Over the past several months, I’ve heard from a lot of people who receive a tremendous amount of e-mail.  They are seeking advice for dealing with e-mail. 

Examples

Joe owns a small business and recieves more than 500 messages per day and, at any given time, has over 1,000 unread messages. 

Pat receives about 750 messages per day and is considering hiring someone just to manage his e-mail.  Currently, Pat has a backlog of several thousand unread messages.

Challenges

Joe and Pat want to provide value to their networks, yet their current networking is not working for them. 

Both are trying to network with more than 5,000 people and run their businesses too. 

Information is getting lost or overlooked and important messages are falling through the cracks. 
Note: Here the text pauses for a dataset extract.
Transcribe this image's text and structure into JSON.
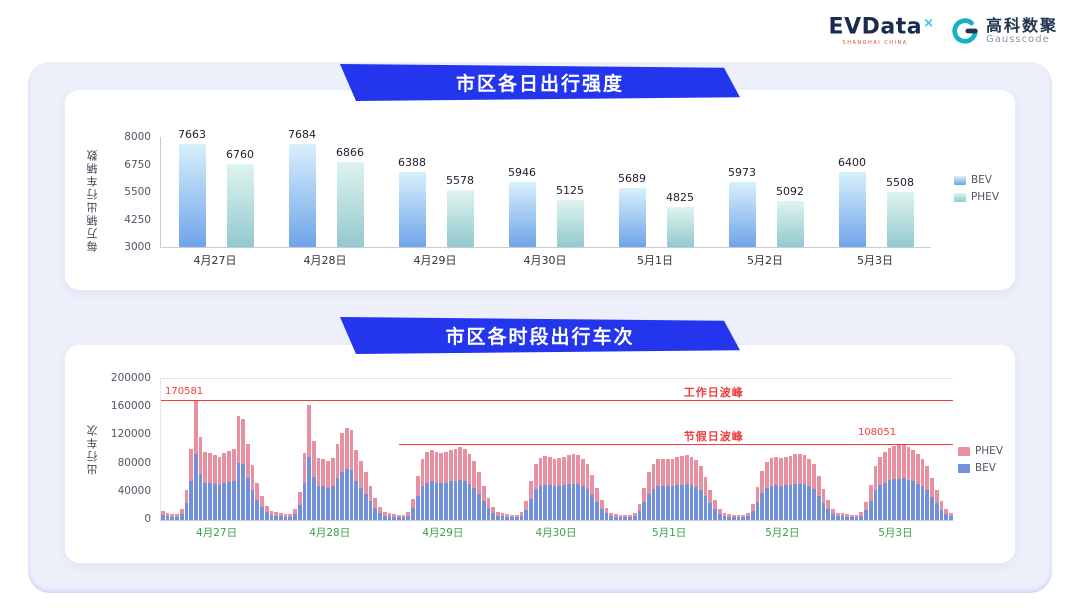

Pat and Joe do not have time to deal with all the e-mail.

Objectives

When they contacted me, Joe and Pat had three concerns which are:

  1. Dealing with the current backlog.
  2. Prioritizing new messages they receive.
  3. Minimizing the amount of time spent dealing with unnecessary e-mail.

Suggestions

Current backlog:

  1. Have someone else handle the backlog.
  2. Divide messages into items that are require no action, messages that others can deal with, and items that Pat and Joe must handle.

New messages:

  1. Define their priorities.
  2. Use the priorities to dispose of new messages.
  3. Delegate messages to others, where possible.
  4. Ignore messages on which they are copied.
  5. Discourage people from copying them on messages.
  6. Create a second e-mail address and use it only for messages from people that warrant higher degrees fo responsiveness.
  7. Use autoreply or autoforward features for some messages so that they are routed to the appropriate person.

Minimize time:

  1. Eliminate unnecessary e-mail by deciding what messages are unnecessary.  Use rules and filters to autosort messages, where possible.
  2. Reduce time spend dealing with necessary messages by creating standard replies with tools such as ShortKeys.
  3. Help people make good introductions by explaining what introductions have value to you.  Specifically identify who should be introduced, what you want to talk to the person about, how the introduction will be helpful to the other person.
  4. Explain what opportunities and ideas are of interest to you by explaining what you are trying to accomplish and how people can help you accomplish that goal.  Be detailed so that people can provide you with the exact information you need to evaluate the opportunities and ideas.
  5. Explain how you can help people in your network - who can you help, when can you help them, what can you help them with, and how people can make it easier for you to help them.  Be as specific as possible.  In addition, you may want to list situations where you cannot assist others.